When Congress passed the Blue Water Navy Vietnam Veterans Act and President Donald Trump signed it on June 25, it was applauded as overdue help for retired military exposed to Agent Orange. Little notice was given to how it was being funded: a two-year hike in VA loan fees.
In other words, rather than have the U.S. government pay for the health costs for Vietnam veterans, the bill was being footed by younger soldiers and sailers buying homes with mortgages backed by the Veterans Administration. Most of those buyers were rolling that fee into their loan, meaning they’ll be paying the fee hike off for 30 years, with interest.
A month later, the House of Representatives passed another bill to help veterans, this time funded with an extension to the temporary Blue Water hike in mortgage fees. This bill, H.R. 3504, would pay for adapting homes for disabled veterans and provide educational benefits to military spouses and children.
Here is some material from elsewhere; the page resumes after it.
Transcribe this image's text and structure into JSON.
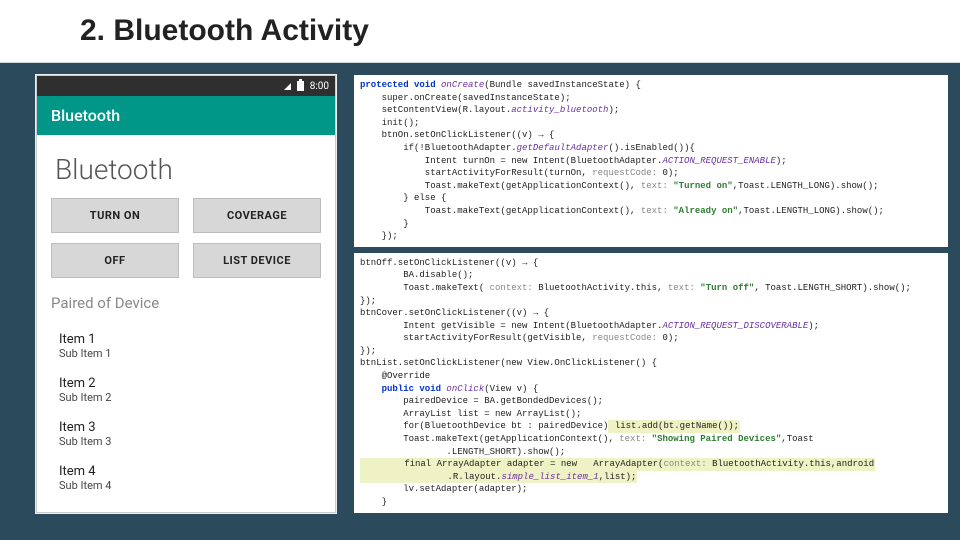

It passed the House in July and is pending in the Senate.
Now, seven members of Congress have written to House Speaker Nancy Pelosi and Minority Leader Kevin McCarthy to ask that future bills not be paid for by increasing VA loan fees. Seven members of the House signed the Dec. 9 letter, from both major political parties: Vicente Gonzalez (D-TX), Lee Zeldin (R-NY), Filemon Vela (D-TX), Steve Stivers (R-OH), Ruben Gallego (D-AZ), Barry Loudermilk (R-GA) and Denver Riggleman (R-VA).
“While we stand behind our support for both bills, we recommend that spending on future veterans’ benefits should be shared by the broadest base of Americans or paid for through the direct appropriation of funds, rather than through offsets that fall squarely on veterans,” the letter said. “We must ensure our veterans receive the benefits and services they have earned in a way that does not reduce the value of other earned benefits and services that are central to their financial and social well-being.”
The number of VA loans increased 2.3% in the 12 months through September, led by a 14% gain in mortgages for Millennial-generation veterans and active-duty military, HousingWire reported in October.
Mortgages backed by the VA allow borrowers to purchase homes without down payments. Even without an equity stake in their properties, the delinquency rate for VA borrowers is lower than mortgages backed by the Federal Housing Administration.
The VA delinquency rate was 4.24% in the second quarter, according to the Mortgage Bankers Association. That compares with 9.22% for borrowers with FHA-backed loans, the MBA data showed.